REUTERS, NEW DELHI  - The Bahujan Samaj Party (BSP), an ally of ruling alliance, withdrew support for the government on Saturday, saying it had failed to tame rising inflation, but there was no immediate threat to the survival of the coalition.

The regional BSP, which holds 17 seats in parliament but is seen as powerful in India's coalition politics, also accused the government of neglecting Uttar Pradesh, where the party is based.

"The UPA government has failed on all fronts and, instead of curbing prices, it was responsible for prices of essential commodities rising to an all-time high," BSP leader Mayawati told a news conference.

With less than a year to go to elections, rising prices are a headache for the United Progressive Alliance (UPA) government led by Congress party.

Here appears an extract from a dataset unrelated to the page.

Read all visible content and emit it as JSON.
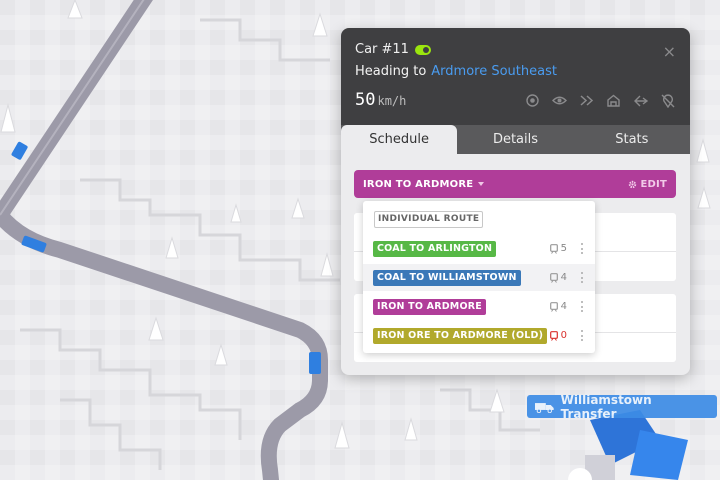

India's wholesale price index rose 11.05 percent in the 12 months to June 7 on Friday, the highest rate in 13 years as the effects of a hike in fuel prices hit inflation.

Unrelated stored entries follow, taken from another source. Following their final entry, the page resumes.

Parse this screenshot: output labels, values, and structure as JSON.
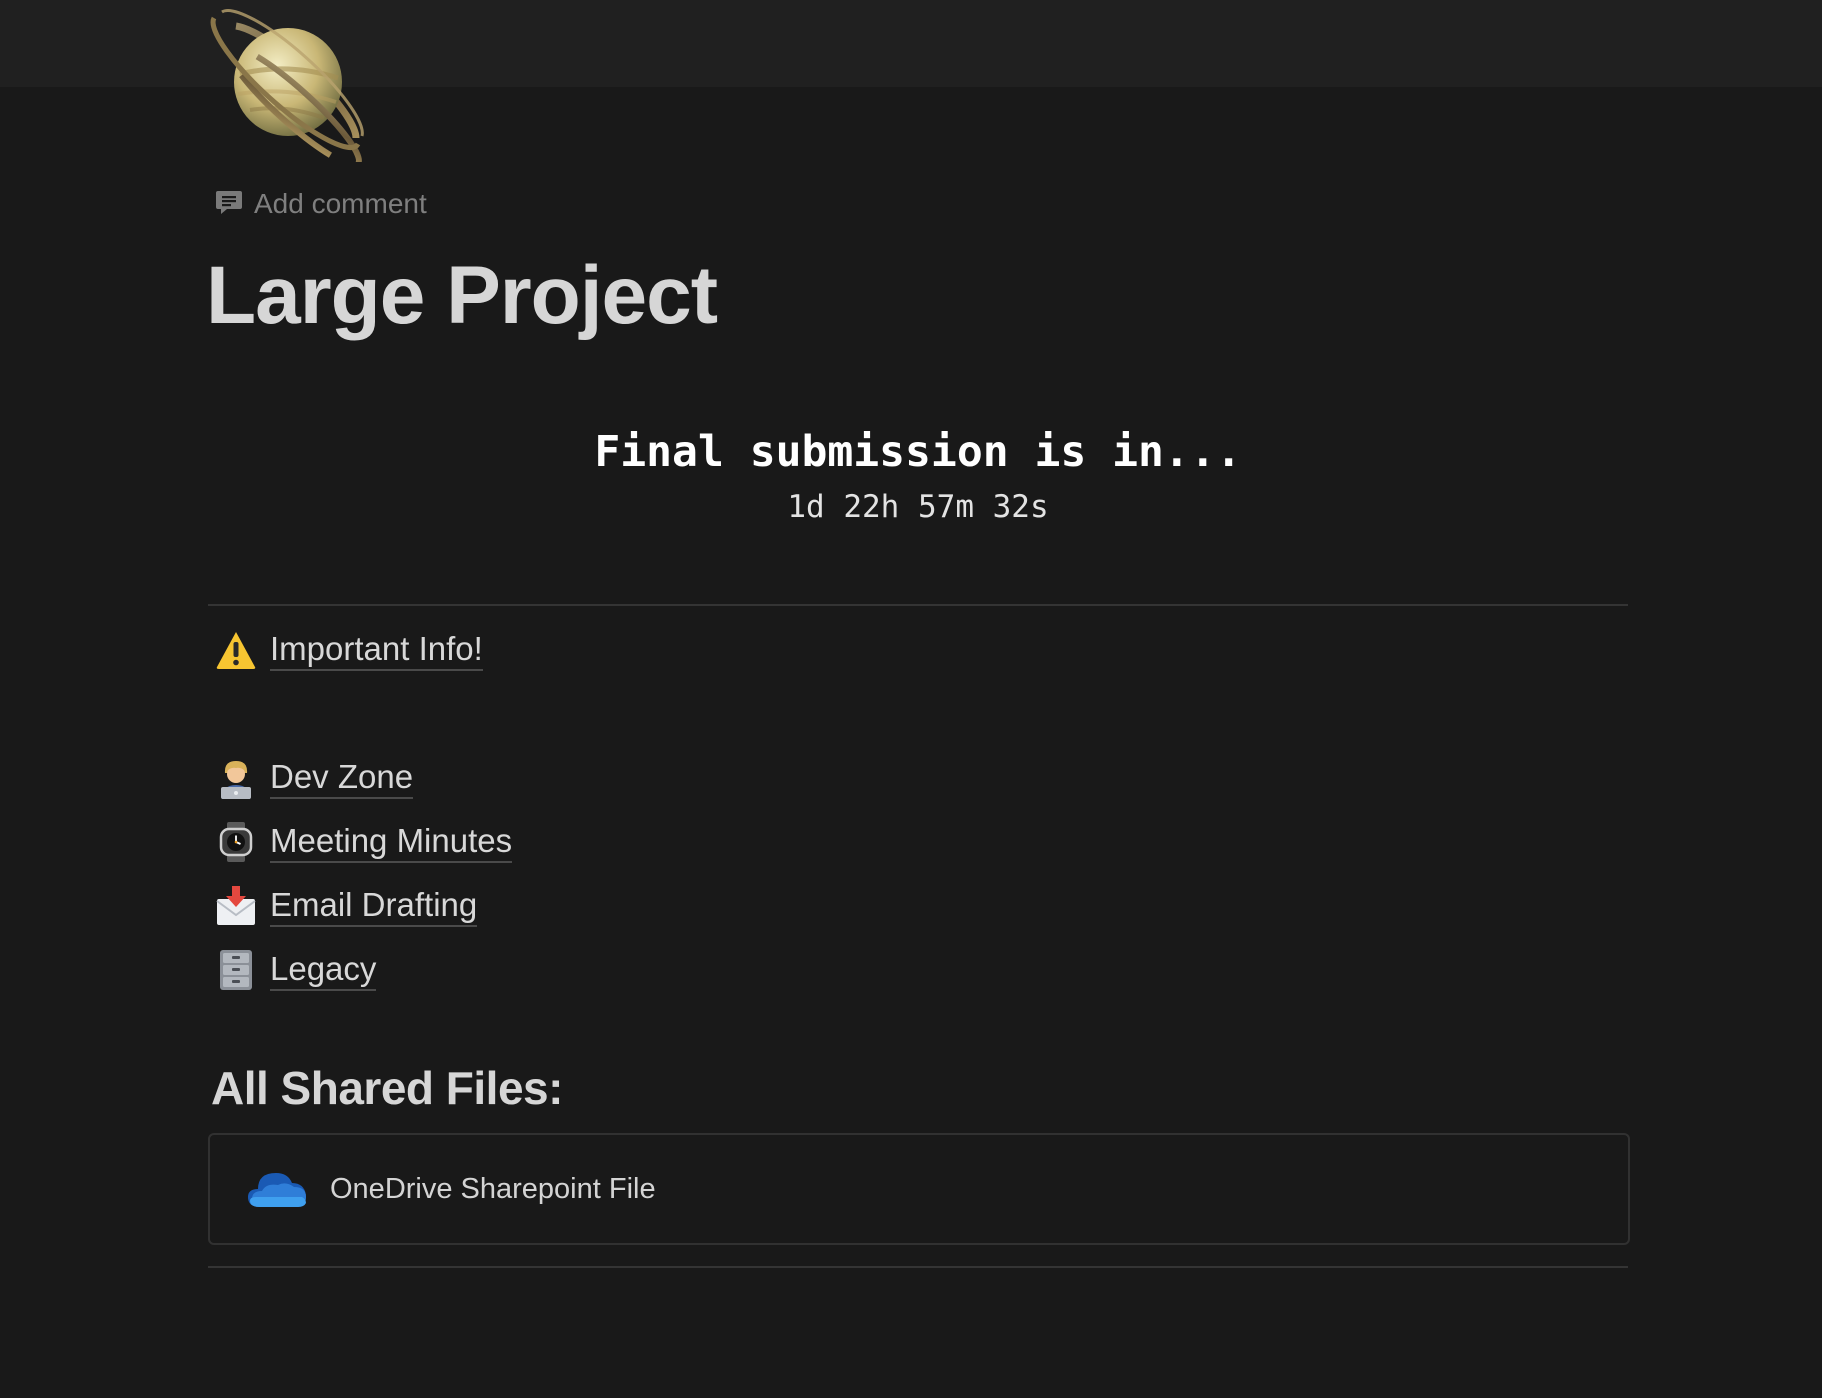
{
  "page": {
    "icon": "ringed-planet-icon",
    "add_comment": "Add comment",
    "title": "Large Project"
  },
  "countdown": {
    "headline": "Final submission is in...",
    "time": "1d 22h 57m 32s"
  },
  "links": [
    {
      "icon": "warning-icon",
      "label": "Important Info!"
    },
    {
      "icon": "technologist-icon",
      "label": "Dev Zone"
    },
    {
      "icon": "wristwatch-icon",
      "label": "Meeting Minutes"
    },
    {
      "icon": "envelope-with-arrow-icon",
      "label": "Email Drafting"
    },
    {
      "icon": "file-cabinet-icon",
      "label": "Legacy"
    }
  ],
  "shared_files": {
    "heading": "All Shared Files:",
    "files": [
      {
        "icon": "onedrive-cloud-icon",
        "name": "OneDrive Sharepoint File"
      }
    ]
  },
  "colors": {
    "background": "#191919",
    "cover": "#202020",
    "text": "#d6d6d6",
    "muted": "#7f7f7f",
    "onedrive_blue": "#2f7ed8"
  }
}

But the Congress party sought to play down the departure.

"The BSP's reasons for withdrawal of support are unsustainable," a Congress spokesman said.

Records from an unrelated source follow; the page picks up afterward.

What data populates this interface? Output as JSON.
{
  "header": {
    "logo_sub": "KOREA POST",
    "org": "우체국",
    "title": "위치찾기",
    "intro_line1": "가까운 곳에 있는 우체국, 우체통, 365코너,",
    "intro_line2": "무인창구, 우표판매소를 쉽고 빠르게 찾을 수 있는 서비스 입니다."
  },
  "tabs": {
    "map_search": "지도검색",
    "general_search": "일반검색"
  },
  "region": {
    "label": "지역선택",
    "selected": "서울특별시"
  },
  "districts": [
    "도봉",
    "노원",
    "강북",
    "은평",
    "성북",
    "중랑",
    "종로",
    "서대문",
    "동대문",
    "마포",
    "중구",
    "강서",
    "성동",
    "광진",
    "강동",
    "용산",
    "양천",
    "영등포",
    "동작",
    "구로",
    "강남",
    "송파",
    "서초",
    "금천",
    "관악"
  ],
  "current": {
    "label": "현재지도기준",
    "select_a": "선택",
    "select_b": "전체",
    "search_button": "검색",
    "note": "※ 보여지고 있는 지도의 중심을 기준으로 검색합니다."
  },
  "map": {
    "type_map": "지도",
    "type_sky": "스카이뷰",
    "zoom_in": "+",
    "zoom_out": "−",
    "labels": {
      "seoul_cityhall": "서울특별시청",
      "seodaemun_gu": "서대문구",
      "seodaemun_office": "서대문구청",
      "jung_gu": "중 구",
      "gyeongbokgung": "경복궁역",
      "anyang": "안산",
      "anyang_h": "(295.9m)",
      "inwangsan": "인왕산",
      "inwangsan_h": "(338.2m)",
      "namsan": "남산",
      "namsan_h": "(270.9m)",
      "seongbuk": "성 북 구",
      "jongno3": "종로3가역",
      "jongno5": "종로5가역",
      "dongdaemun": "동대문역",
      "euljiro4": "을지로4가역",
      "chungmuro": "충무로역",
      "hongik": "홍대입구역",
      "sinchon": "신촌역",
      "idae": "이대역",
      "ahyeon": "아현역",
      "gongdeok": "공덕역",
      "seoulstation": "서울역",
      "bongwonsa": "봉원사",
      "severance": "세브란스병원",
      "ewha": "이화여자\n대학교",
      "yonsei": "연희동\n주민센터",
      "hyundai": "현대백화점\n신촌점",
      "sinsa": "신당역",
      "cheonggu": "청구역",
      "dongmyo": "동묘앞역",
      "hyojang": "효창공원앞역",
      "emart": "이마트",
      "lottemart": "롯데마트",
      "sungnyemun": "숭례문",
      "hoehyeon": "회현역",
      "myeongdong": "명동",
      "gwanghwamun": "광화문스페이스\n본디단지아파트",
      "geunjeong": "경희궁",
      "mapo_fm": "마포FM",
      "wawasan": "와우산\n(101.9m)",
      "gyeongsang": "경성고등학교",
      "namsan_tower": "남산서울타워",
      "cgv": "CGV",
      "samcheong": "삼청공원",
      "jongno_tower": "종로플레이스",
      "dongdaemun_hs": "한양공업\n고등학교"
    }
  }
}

The government is also under pressure from other allies, particularly the communists, to bring prices down and over a civilian nuclear deal with the United States which the communists oppose.

The nuclear energy deal appears headed for an imminent showdown that threatens to trigger early elections. Congress and its non-communist allies may have only a week or so to make up their minds if the pact is to have any chance of final approval before U.S. President George W. Bush leaves office.


Analysts say the BSP has deliberately timed its decision to withdraw support.

"I think the timing is significant -- we are possibly looking at the endgame of the government around the nuclear deal, it's a time when they need every vote they've got in the house," said Mahesh Rangarajan, a political commentator.

The BSP, a party of predominantly lower castes, may play kingmaker to the next national administration.

Mayawati is perhaps India's most keenly watched politician after she captured power in 2007 in Uttar Pradesh, home to 170 million people and a seventh of all national lawmakers.

She won by taking a pro-poor message beyond the core base of her fellow Dalits, those on the lowest rung of the caste ladder.

"She seems to be signalling that she hopes her party will be a major opponent of the UPA in the general elections," Rangarajan said.

Mayawati is also seen as a potential leader of a collection of regional and caste-based parties circling each other warily and talking of a "Third Front" alternative to Congress and the main Hindu-nationalist opposition, the Bharatiya Janata Party.

Such a grouping, however, lacks a common platform and is unlikely to gather enough support to form a government.

But some analysts believe she now has the momentum to win enough seats to hold the balance of power in a hung parliament.

Sonia Gandhi's Congress party has suffered in state elections and has only managed to draw relatively small and unenthusiastic crowds at rallies.

"At the next general election, she (Mayawati) will make more difference than now because her numbers are going to be more than they are now. That's why she matters more than other leaders," said Bhaskara Rao, a political analyst at the Centre for Media Studies.